Cheryl May's Tips for Conquering Ring Nerves

Copyright by Cheryl May. May be reprinted without permission 1) if used in its entirety without editing; and 2) provided copyright notice remains in place.

Let's be frank.

The restroom is one of the most popular places at an obedience or agility trial. Exhibitors, nervous and anxious, scurry to the restroom before their turn in the ring. Upset stomachs (or worse) are common among exhibitors, even the most experienced.

If the thought of going in the ring and competing leaves your hands clammy and your stomach churning, it's time to do some things to turn the situation around.

A certain amount of tension is normal, and even desirable to give you that adrenaline rush to give your best performance.
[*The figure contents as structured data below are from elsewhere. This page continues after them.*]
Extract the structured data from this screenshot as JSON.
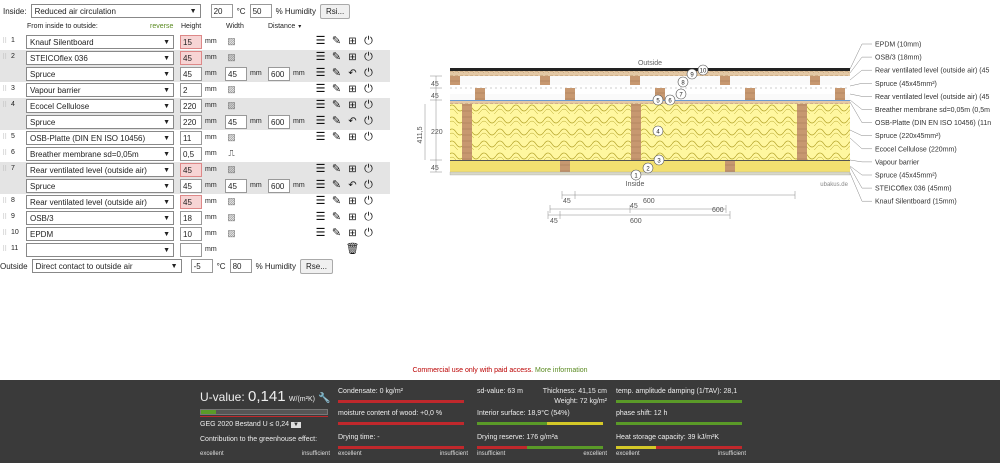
{
  "header": {
    "inside_label": "Inside:",
    "inside_condition": "Reduced air circulation",
    "temp": "20",
    "temp_unit": "°C",
    "humidity": "50",
    "humidity_unit": "% Humidity",
    "rsi_button": "Rsi..."
  },
  "columns": {
    "from_inside": "From inside to outside:",
    "reverse": "reverse",
    "height": "Height",
    "width": "Width",
    "distance": "Distance"
  },
  "layers": [
    {
      "num": "1",
      "material": "Knauf Silentboard",
      "height": "15",
      "pink": true,
      "shade": false,
      "width": "",
      "distance": "",
      "tools": "full"
    },
    {
      "num": "2",
      "material": "STEICOflex 036",
      "height": "45",
      "pink": true,
      "shade": true,
      "width": "",
      "distance": "",
      "tools": "full"
    },
    {
      "num": "",
      "material": "Spruce",
      "height": "45",
      "pink": false,
      "shade": true,
      "width": "45",
      "distance": "600",
      "tools": "sub"
    },
    {
      "num": "3",
      "material": "Vapour barrier",
      "height": "2",
      "pink": false,
      "shade": false,
      "width": "",
      "distance": "",
      "tools": "full"
    },
    {
      "num": "4",
      "material": "Ecocel Cellulose",
      "height": "220",
      "pink": false,
      "shade": true,
      "width": "",
      "distance": "",
      "tools": "full"
    },
    {
      "num": "",
      "material": "Spruce",
      "height": "220",
      "pink": false,
      "shade": true,
      "width": "45",
      "distance": "600",
      "tools": "sub"
    },
    {
      "num": "5",
      "material": "OSB-Platte (DIN EN ISO 10456)",
      "height": "11",
      "pink": false,
      "shade": false,
      "width": "",
      "distance": "",
      "tools": "full"
    },
    {
      "num": "6",
      "material": "Breather membrane sd=0,05m",
      "height": "0,5",
      "pink": false,
      "shade": false,
      "width": "",
      "distance": "",
      "tools": "none"
    },
    {
      "num": "7",
      "material": "Rear ventilated level (outside air)",
      "height": "45",
      "pink": true,
      "shade": true,
      "width": "",
      "distance": "",
      "tools": "full"
    },
    {
      "num": "",
      "material": "Spruce",
      "height": "45",
      "pink": false,
      "shade": true,
      "width": "45",
      "distance": "600",
      "tools": "sub"
    },
    {
      "num": "8",
      "material": "Rear ventilated level (outside air)",
      "height": "45",
      "pink": true,
      "shade": false,
      "width": "",
      "distance": "",
      "tools": "full"
    },
    {
      "num": "9",
      "material": "OSB/3",
      "height": "18",
      "pink": false,
      "shade": false,
      "width": "",
      "distance": "",
      "tools": "full"
    },
    {
      "num": "10",
      "material": "EPDM",
      "height": "10",
      "pink": false,
      "shade": false,
      "width": "",
      "distance": "",
      "tools": "full"
    },
    {
      "num": "11",
      "material": "",
      "height": "",
      "pink": false,
      "shade": false,
      "width": "",
      "distance": "",
      "tools": "trash"
    }
  ],
  "mm": "mm",
  "outside": {
    "label": "Outside",
    "condition": "Direct contact to outside air",
    "temp": "-5",
    "temp_unit": "°C",
    "humidity": "80",
    "humidity_unit": "% Humidity",
    "rse_button": "Rse..."
  },
  "diagram": {
    "outside": "Outside",
    "inside": "Inside",
    "brand": "ubakus.de",
    "dim_left": [
      "45",
      "45",
      "220",
      "45"
    ],
    "total": "411,5",
    "dims_bottom": [
      "45",
      "600",
      "45",
      "600",
      "45",
      "600"
    ],
    "legend": [
      "EPDM (10mm)",
      "OSB/3 (18mm)",
      "Rear ventilated level (outside air) (45",
      "Spruce (45x45mm²)",
      "Rear ventilated level (outside air) (45",
      "Breather membrane sd=0,05m (0,5m",
      "OSB-Platte (DIN EN ISO 10456) (11n",
      "Spruce (220x45mm²)",
      "Ecocel Cellulose (220mm)",
      "Vapour barrier",
      "Spruce (45x45mm²)",
      "STEICOflex 036 (45mm)",
      "Knauf Silentboard (15mm)"
    ],
    "markers": [
      "1",
      "2",
      "3",
      "4",
      "5",
      "6",
      "7",
      "8",
      "9",
      "10"
    ]
  },
  "commercial": {
    "text": "Commercial use only with paid access.",
    "link": "More information"
  },
  "results": {
    "uvalue_label": "U-value:",
    "uvalue": "0,141",
    "uvalue_unit": "W/(m²K)",
    "uvalue_level": 0.12,
    "geg": "GEG 2020 Bestand U ≤ 0,24",
    "greenhouse": "Contribution to the greenhouse effect:",
    "condensate": "Condensate: 0 kg/m²",
    "moisture": "moisture content of wood: +0,0 %",
    "drying_time": "Drying time: -",
    "sd": "sd-value: 63 m",
    "thickness": "Thickness: 41,15 cm",
    "weight": "Weight: 72 kg/m²",
    "interior_surface": "Interior surface: 18,9°C (54%)",
    "drying_reserve": "Drying reserve: 176 g/m²a",
    "temp_amp": "temp. amplitude damping (1/TAV): 28,1",
    "phase_shift": "phase shift: 12 h",
    "heat_storage": "Heat storage capacity: 39 kJ/m²K",
    "excellent": "excellent",
    "insufficient": "insufficient",
    "accent_green": "#5a9a28",
    "accent_red": "#c0282c",
    "accent_yellow": "#d4c828"
  }
}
But if the stress causes you to go blank so that you walk through the performance in a haze, you need to consider changes that will allow you to concentrate better.

There are two reasons to fix this problem. First, you are uncomfortable and these sports are supposed to be FUN. Getting sick isn't fun. Second, and most important, you owe it to your dog to be there, 100 percent.
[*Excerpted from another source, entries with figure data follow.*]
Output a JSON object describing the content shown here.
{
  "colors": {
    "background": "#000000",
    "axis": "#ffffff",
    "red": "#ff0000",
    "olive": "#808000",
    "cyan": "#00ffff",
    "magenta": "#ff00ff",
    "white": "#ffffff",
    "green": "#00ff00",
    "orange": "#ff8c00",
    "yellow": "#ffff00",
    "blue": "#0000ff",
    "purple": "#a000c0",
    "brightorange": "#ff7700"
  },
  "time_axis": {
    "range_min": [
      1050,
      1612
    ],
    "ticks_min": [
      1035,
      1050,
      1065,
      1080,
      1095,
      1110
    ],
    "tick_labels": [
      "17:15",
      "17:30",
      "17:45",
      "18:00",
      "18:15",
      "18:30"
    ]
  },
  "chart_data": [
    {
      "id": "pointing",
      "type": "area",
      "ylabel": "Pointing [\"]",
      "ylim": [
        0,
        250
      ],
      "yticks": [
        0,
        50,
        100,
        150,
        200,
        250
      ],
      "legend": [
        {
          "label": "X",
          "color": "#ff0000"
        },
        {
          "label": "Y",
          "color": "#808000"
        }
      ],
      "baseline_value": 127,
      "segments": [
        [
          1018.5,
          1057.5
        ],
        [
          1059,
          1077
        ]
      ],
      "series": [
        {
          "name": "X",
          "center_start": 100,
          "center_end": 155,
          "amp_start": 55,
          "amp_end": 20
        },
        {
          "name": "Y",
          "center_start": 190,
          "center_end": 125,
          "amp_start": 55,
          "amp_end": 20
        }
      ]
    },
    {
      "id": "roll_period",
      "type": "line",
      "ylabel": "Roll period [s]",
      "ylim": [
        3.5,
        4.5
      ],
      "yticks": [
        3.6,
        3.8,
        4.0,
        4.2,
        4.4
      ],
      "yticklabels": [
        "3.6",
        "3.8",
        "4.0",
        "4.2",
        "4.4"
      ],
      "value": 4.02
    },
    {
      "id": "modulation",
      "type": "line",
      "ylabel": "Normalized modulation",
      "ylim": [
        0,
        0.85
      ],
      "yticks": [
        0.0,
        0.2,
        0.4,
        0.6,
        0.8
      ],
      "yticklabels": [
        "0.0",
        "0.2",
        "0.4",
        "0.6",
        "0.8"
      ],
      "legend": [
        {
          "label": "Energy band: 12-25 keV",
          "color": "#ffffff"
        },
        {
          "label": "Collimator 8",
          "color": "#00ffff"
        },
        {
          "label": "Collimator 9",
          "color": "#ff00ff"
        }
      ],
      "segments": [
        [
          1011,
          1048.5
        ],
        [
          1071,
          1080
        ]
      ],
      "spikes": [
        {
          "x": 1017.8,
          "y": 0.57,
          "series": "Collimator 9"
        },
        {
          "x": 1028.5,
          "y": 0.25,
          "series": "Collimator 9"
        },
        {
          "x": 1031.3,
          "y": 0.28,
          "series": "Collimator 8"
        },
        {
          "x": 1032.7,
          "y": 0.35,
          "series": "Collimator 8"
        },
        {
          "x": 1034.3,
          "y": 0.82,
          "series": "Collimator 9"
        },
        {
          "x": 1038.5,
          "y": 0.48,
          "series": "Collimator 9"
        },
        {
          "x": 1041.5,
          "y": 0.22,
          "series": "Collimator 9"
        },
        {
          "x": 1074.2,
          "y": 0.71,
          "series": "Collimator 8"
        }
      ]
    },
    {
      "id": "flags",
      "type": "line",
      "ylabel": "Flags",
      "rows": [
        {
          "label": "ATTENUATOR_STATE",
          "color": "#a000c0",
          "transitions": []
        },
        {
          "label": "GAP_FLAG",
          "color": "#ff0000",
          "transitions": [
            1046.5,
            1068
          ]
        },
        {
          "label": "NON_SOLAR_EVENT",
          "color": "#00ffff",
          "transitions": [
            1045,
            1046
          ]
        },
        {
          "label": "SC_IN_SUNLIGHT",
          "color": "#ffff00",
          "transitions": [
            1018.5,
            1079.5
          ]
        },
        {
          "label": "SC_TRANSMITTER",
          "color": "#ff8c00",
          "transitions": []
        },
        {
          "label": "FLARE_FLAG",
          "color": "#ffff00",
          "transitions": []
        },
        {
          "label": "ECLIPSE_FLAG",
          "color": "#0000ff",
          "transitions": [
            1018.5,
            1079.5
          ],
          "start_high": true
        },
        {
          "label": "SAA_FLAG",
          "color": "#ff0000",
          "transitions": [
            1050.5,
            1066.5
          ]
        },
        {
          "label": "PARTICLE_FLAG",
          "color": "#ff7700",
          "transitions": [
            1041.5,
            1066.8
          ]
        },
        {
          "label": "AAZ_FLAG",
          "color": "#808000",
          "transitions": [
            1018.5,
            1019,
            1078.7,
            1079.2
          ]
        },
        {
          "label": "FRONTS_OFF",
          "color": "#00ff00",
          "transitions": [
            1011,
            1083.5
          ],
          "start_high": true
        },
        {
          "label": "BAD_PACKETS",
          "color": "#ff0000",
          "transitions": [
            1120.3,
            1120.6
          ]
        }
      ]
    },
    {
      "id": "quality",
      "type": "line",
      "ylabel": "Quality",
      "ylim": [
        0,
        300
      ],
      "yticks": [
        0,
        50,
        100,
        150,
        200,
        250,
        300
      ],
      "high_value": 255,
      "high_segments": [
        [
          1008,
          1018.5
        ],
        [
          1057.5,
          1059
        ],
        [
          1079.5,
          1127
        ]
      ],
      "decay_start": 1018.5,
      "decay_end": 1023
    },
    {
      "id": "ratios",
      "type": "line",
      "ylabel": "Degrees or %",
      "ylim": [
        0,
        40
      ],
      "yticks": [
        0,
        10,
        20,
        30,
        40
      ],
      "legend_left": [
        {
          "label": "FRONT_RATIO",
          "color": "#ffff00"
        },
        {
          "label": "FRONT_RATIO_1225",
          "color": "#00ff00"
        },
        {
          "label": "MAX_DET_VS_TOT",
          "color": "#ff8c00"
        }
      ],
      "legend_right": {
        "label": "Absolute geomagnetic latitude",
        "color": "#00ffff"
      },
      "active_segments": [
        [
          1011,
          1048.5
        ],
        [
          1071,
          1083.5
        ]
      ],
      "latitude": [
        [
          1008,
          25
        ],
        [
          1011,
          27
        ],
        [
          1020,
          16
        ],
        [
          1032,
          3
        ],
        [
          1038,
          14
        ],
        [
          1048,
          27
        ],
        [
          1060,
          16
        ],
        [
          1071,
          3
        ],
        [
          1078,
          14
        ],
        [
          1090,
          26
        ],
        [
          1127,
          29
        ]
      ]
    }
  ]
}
Obedience and agility are team sports and you are the leader of the team. As team leader it is your responsibility to be there for your dog. The dog deserves it!

So how do you get a handle on the nervousness problem?

Here are some tips:
1.) Prepare yourself and your dog thoroughly for the performance. In obedience, trade run-throughs with a training buddy, so that the exercises become familiar for both you and your dog. Take your dog to as many matches as you can. There is no substitute for experience, and although matches don't reproduce the stress of a real trial, they will help your team gain confidence. Similarly, be sure to train in a variety of locations so that your dog doesn't become a "backyard UD," who can perform all exercises to perfection, but only at home or at your regular training building.
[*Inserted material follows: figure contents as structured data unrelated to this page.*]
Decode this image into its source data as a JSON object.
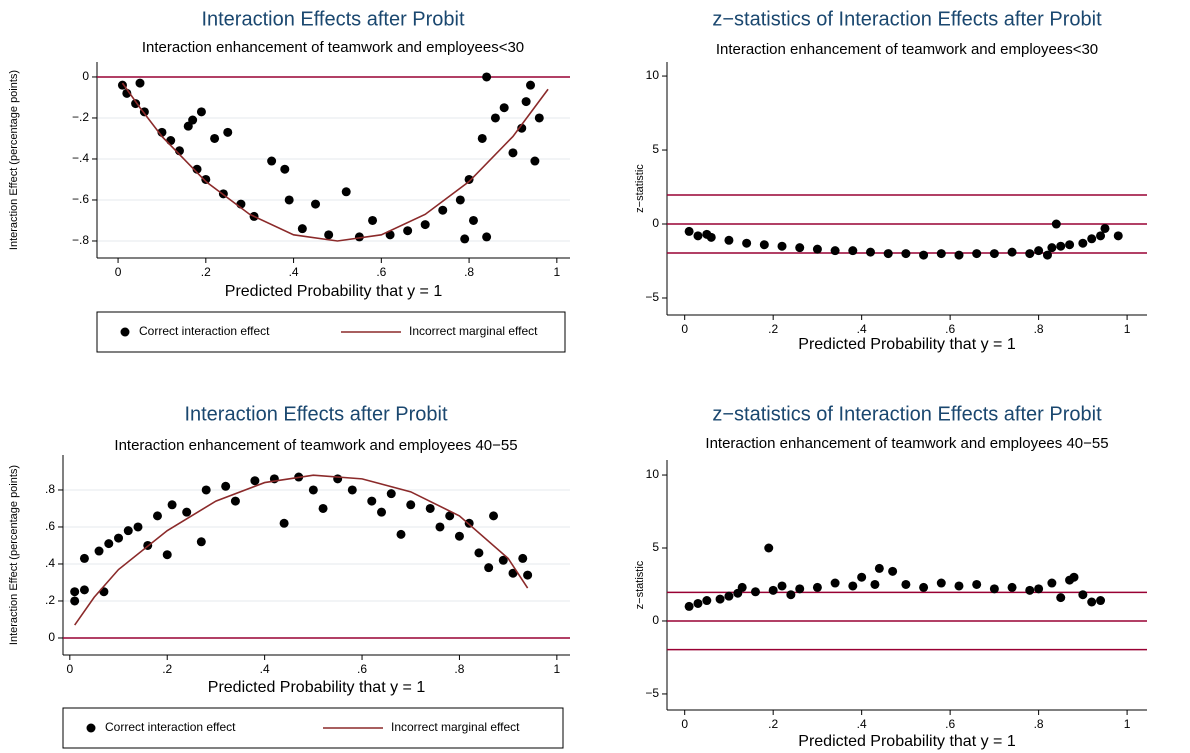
{
  "chart_data": [
    {
      "type": "scatter",
      "title": "Interaction Effects after Probit",
      "subtitle": "Interaction enhancement of teamwork and employees<30",
      "xlabel": "Predicted Probability that y = 1",
      "ylabel": "Interaction Effect (percentage points)",
      "xlim": [
        -0.048,
        1.03
      ],
      "ylim": [
        -0.883,
        0.073
      ],
      "xticks": [
        0,
        {
          "value": 0.2,
          "label": ".2"
        },
        {
          "value": 0.4,
          "label": ".4"
        },
        {
          "value": 0.6,
          "label": ".6"
        },
        {
          "value": 0.8,
          "label": ".8"
        },
        1
      ],
      "yticks": [
        0,
        {
          "value": -0.2,
          "label": "−.2"
        },
        {
          "value": -0.4,
          "label": "−.4"
        },
        {
          "value": -0.6,
          "label": "−.6"
        },
        {
          "value": -0.8,
          "label": "−.8"
        }
      ],
      "grid": true,
      "hlines": [
        0
      ],
      "hline_color": "#990033",
      "legend": "bottom",
      "series": [
        {
          "name": "Correct interaction effect",
          "type": "scatter",
          "color": "#000000",
          "x": [
            0.01,
            0.02,
            0.05,
            0.04,
            0.06,
            0.1,
            0.12,
            0.14,
            0.16,
            0.17,
            0.19,
            0.18,
            0.2,
            0.22,
            0.25,
            0.24,
            0.28,
            0.31,
            0.35,
            0.38,
            0.39,
            0.42,
            0.45,
            0.48,
            0.52,
            0.55,
            0.58,
            0.62,
            0.66,
            0.7,
            0.74,
            0.78,
            0.79,
            0.8,
            0.81,
            0.83,
            0.84,
            0.84,
            0.86,
            0.88,
            0.9,
            0.92,
            0.93,
            0.94,
            0.95,
            0.96
          ],
          "values": [
            -0.04,
            -0.08,
            -0.03,
            -0.13,
            -0.17,
            -0.27,
            -0.31,
            -0.36,
            -0.24,
            -0.21,
            -0.17,
            -0.45,
            -0.5,
            -0.3,
            -0.27,
            -0.57,
            -0.62,
            -0.68,
            -0.41,
            -0.45,
            -0.6,
            -0.74,
            -0.62,
            -0.77,
            -0.56,
            -0.78,
            -0.7,
            -0.77,
            -0.75,
            -0.72,
            -0.65,
            -0.6,
            -0.79,
            -0.5,
            -0.7,
            -0.3,
            0,
            -0.78,
            -0.2,
            -0.15,
            -0.37,
            -0.25,
            -0.12,
            -0.04,
            -0.41,
            -0.2
          ]
        },
        {
          "name": "Incorrect marginal effect",
          "type": "line",
          "color": "#8b2a2a",
          "x": [
            0.01,
            0.05,
            0.1,
            0.2,
            0.3,
            0.4,
            0.5,
            0.6,
            0.7,
            0.8,
            0.9,
            0.98
          ],
          "values": [
            -0.03,
            -0.15,
            -0.29,
            -0.51,
            -0.67,
            -0.77,
            -0.8,
            -0.77,
            -0.67,
            -0.51,
            -0.29,
            -0.06
          ]
        }
      ]
    },
    {
      "type": "scatter",
      "title": "z−statistics of Interaction Effects after Probit",
      "subtitle": "Interaction enhancement of teamwork and employees<30",
      "xlabel": "Predicted Probability that y = 1",
      "ylabel": "z−statistic",
      "xlim": [
        -0.04,
        1.045
      ],
      "ylim": [
        -6.15,
        10.95
      ],
      "xticks": [
        0,
        {
          "value": 0.2,
          "label": ".2"
        },
        {
          "value": 0.4,
          "label": ".4"
        },
        {
          "value": 0.6,
          "label": ".6"
        },
        {
          "value": 0.8,
          "label": ".8"
        },
        1
      ],
      "yticks": [
        {
          "value": -5,
          "label": "−5"
        },
        0,
        5,
        10
      ],
      "grid": false,
      "hlines": [
        1.96,
        0,
        -1.96
      ],
      "hline_color": "#990033",
      "series": [
        {
          "type": "scatter",
          "color": "#000000",
          "x": [
            0.01,
            0.03,
            0.05,
            0.06,
            0.1,
            0.14,
            0.18,
            0.22,
            0.26,
            0.3,
            0.34,
            0.38,
            0.42,
            0.46,
            0.5,
            0.54,
            0.58,
            0.62,
            0.66,
            0.7,
            0.74,
            0.78,
            0.8,
            0.82,
            0.83,
            0.84,
            0.85,
            0.87,
            0.9,
            0.92,
            0.94,
            0.95,
            0.98
          ],
          "values": [
            -0.5,
            -0.8,
            -0.7,
            -0.9,
            -1.1,
            -1.3,
            -1.4,
            -1.5,
            -1.6,
            -1.7,
            -1.8,
            -1.8,
            -1.9,
            -2.0,
            -2.0,
            -2.1,
            -2.0,
            -2.1,
            -2.0,
            -2.0,
            -1.9,
            -2.0,
            -1.8,
            -2.1,
            -1.6,
            0.0,
            -1.5,
            -1.4,
            -1.3,
            -1.0,
            -0.8,
            -0.3,
            -0.8
          ]
        }
      ]
    },
    {
      "type": "scatter",
      "title": "Interaction Effects after Probit",
      "subtitle": "Interaction enhancement of teamwork and employees 40−55",
      "xlabel": "Predicted Probability that y = 1",
      "ylabel": "Interaction Effect (percentage points)",
      "xlim": [
        -0.014,
        1.027
      ],
      "ylim": [
        -0.092,
        0.989
      ],
      "xticks": [
        0,
        {
          "value": 0.2,
          "label": ".2"
        },
        {
          "value": 0.4,
          "label": ".4"
        },
        {
          "value": 0.6,
          "label": ".6"
        },
        {
          "value": 0.8,
          "label": ".8"
        },
        1
      ],
      "yticks": [
        0,
        {
          "value": 0.2,
          "label": ".2"
        },
        {
          "value": 0.4,
          "label": ".4"
        },
        {
          "value": 0.6,
          "label": ".6"
        },
        {
          "value": 0.8,
          "label": ".8"
        }
      ],
      "grid": true,
      "hlines": [
        0
      ],
      "hline_color": "#990033",
      "legend": "bottom",
      "series": [
        {
          "name": "Correct interaction effect",
          "type": "scatter",
          "color": "#000000",
          "x": [
            0.01,
            0.01,
            0.03,
            0.03,
            0.06,
            0.07,
            0.08,
            0.1,
            0.12,
            0.14,
            0.16,
            0.18,
            0.2,
            0.21,
            0.24,
            0.27,
            0.28,
            0.32,
            0.34,
            0.38,
            0.42,
            0.44,
            0.47,
            0.5,
            0.52,
            0.55,
            0.58,
            0.62,
            0.64,
            0.66,
            0.68,
            0.7,
            0.74,
            0.76,
            0.78,
            0.8,
            0.82,
            0.84,
            0.86,
            0.87,
            0.89,
            0.91,
            0.93,
            0.94
          ],
          "values": [
            0.25,
            0.2,
            0.26,
            0.43,
            0.47,
            0.25,
            0.51,
            0.54,
            0.58,
            0.6,
            0.5,
            0.66,
            0.45,
            0.72,
            0.68,
            0.52,
            0.8,
            0.82,
            0.74,
            0.85,
            0.86,
            0.62,
            0.87,
            0.8,
            0.7,
            0.86,
            0.8,
            0.74,
            0.68,
            0.78,
            0.56,
            0.72,
            0.7,
            0.6,
            0.66,
            0.55,
            0.62,
            0.46,
            0.38,
            0.66,
            0.42,
            0.35,
            0.43,
            0.34
          ]
        },
        {
          "name": "Incorrect marginal effect",
          "type": "line",
          "color": "#8b2a2a",
          "x": [
            0.01,
            0.05,
            0.1,
            0.2,
            0.3,
            0.4,
            0.5,
            0.6,
            0.7,
            0.8,
            0.9,
            0.94
          ],
          "values": [
            0.07,
            0.22,
            0.37,
            0.58,
            0.74,
            0.84,
            0.88,
            0.86,
            0.79,
            0.66,
            0.43,
            0.27
          ]
        }
      ]
    },
    {
      "type": "scatter",
      "title": "z−statistics of Interaction Effects after Probit",
      "subtitle": "Interaction enhancement of teamwork and employees 40−55",
      "xlabel": "Predicted Probability that y = 1",
      "ylabel": "z−statistic",
      "xlim": [
        -0.04,
        1.045
      ],
      "ylim": [
        -6.1,
        11.03
      ],
      "xticks": [
        0,
        {
          "value": 0.2,
          "label": ".2"
        },
        {
          "value": 0.4,
          "label": ".4"
        },
        {
          "value": 0.6,
          "label": ".6"
        },
        {
          "value": 0.8,
          "label": ".8"
        },
        1
      ],
      "yticks": [
        {
          "value": -5,
          "label": "−5"
        },
        0,
        5,
        10
      ],
      "grid": false,
      "hlines": [
        1.96,
        0,
        -1.96
      ],
      "hline_color": "#990033",
      "series": [
        {
          "type": "scatter",
          "color": "#000000",
          "x": [
            0.01,
            0.03,
            0.05,
            0.08,
            0.1,
            0.12,
            0.13,
            0.16,
            0.19,
            0.2,
            0.22,
            0.24,
            0.26,
            0.3,
            0.34,
            0.38,
            0.4,
            0.43,
            0.44,
            0.47,
            0.5,
            0.54,
            0.58,
            0.62,
            0.66,
            0.7,
            0.74,
            0.78,
            0.8,
            0.83,
            0.85,
            0.87,
            0.88,
            0.9,
            0.92,
            0.94
          ],
          "values": [
            1.0,
            1.2,
            1.4,
            1.5,
            1.7,
            1.9,
            2.3,
            2.0,
            5.0,
            2.1,
            2.4,
            1.8,
            2.2,
            2.3,
            2.6,
            2.4,
            3.0,
            2.5,
            3.6,
            3.4,
            2.5,
            2.3,
            2.6,
            2.4,
            2.5,
            2.2,
            2.3,
            2.1,
            2.2,
            2.6,
            1.6,
            2.8,
            3.0,
            1.8,
            1.3,
            1.4
          ]
        }
      ]
    }
  ]
}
In agility, practice complex sequences. A good resource for excellent sequences is the "exercise of the month" on the Clean Run web page.

Agility competitors also do well to collect courses and study them. Look for difficult and challenging sequences and then set them up in your backyard. Be ready for any challenge the judge may present. Mary Jo Sminkey regularly posts courses on her Dogpatch website.

Knowing that you and your dog are READY helps reduce stress. Don't take a dog into the ring wondering if your team will qualify. Know that you and the dog are well prepared and ready for the challenge. Of course, things may happen and your dog may NQ, but the better prepared you both are, the more likely you are to come home with a qualifying ribbon, or even a placement.

2.) Visualize a successful performance. Top athletes do this. It works for them. It will work for you. Find a quiet place where you won't be disturbed. Visualize a mind picture of you and your dog successfully competing. Include as many details as you can, and go through the performance one step at a time. The more difficult the level of competition, the more important this is. In obedience, if you aren't the first one in the ring in your class, you can watch the pattern before doing your "mind movie." If you are first, you'll have fewer details to work with in your mind, but the imaging still works. In agility, do your visualizing after you walk the course. This helps prevent your getting lost on course, too.

3.) Read (and highlight) a book on sports psychology. Take it with you to shows and re-read the highlighted parts. The book need not be about dog sports to be helpful. For example, "Inner Skiing" and "Inner Golf," are both on my bookshelf and I've found them helpful even though I neither ski nor golf. Virtually anything by Maxwell Maltz is excellent, although sometimes a little complex for easy reading. And "That Winning Feeling" by Jane Savoie, a horsewoman, is a classic on this topic. She explains in great detail how to conquer ring fears. She also has audio cassette tapes which you can play on your way to trials. The latter are available through Direct Book Service. Their phone number is 1-800-776-2665.

4.) Tune out your critics. Savoie's book has a drawing of a rider with a clear helmet around her head with criticisms bouncing off the shield. Make sure that you construct a mental shield around yourself so that critical remarks do not bother you. If a friend wants to offer constructive criticism during a training session, fine. Listen and evaluate whether it is helpful or not. But some comments are never appropriate: "your dog will never be any good"; "you'll never be any good"; "you and your dog aren't capable of high scores." Don't listen to this stuff. It isn't in your best interest to do so. You might consider asking the person, "Why on earth would you say something like that to me?" Remember, everyone is not kind and good. There are bad people in the world and sometimes you meet them. Fortunately, they are in the minority.

Take these suggestions and make them work for you. Good luck and remember to have FUN!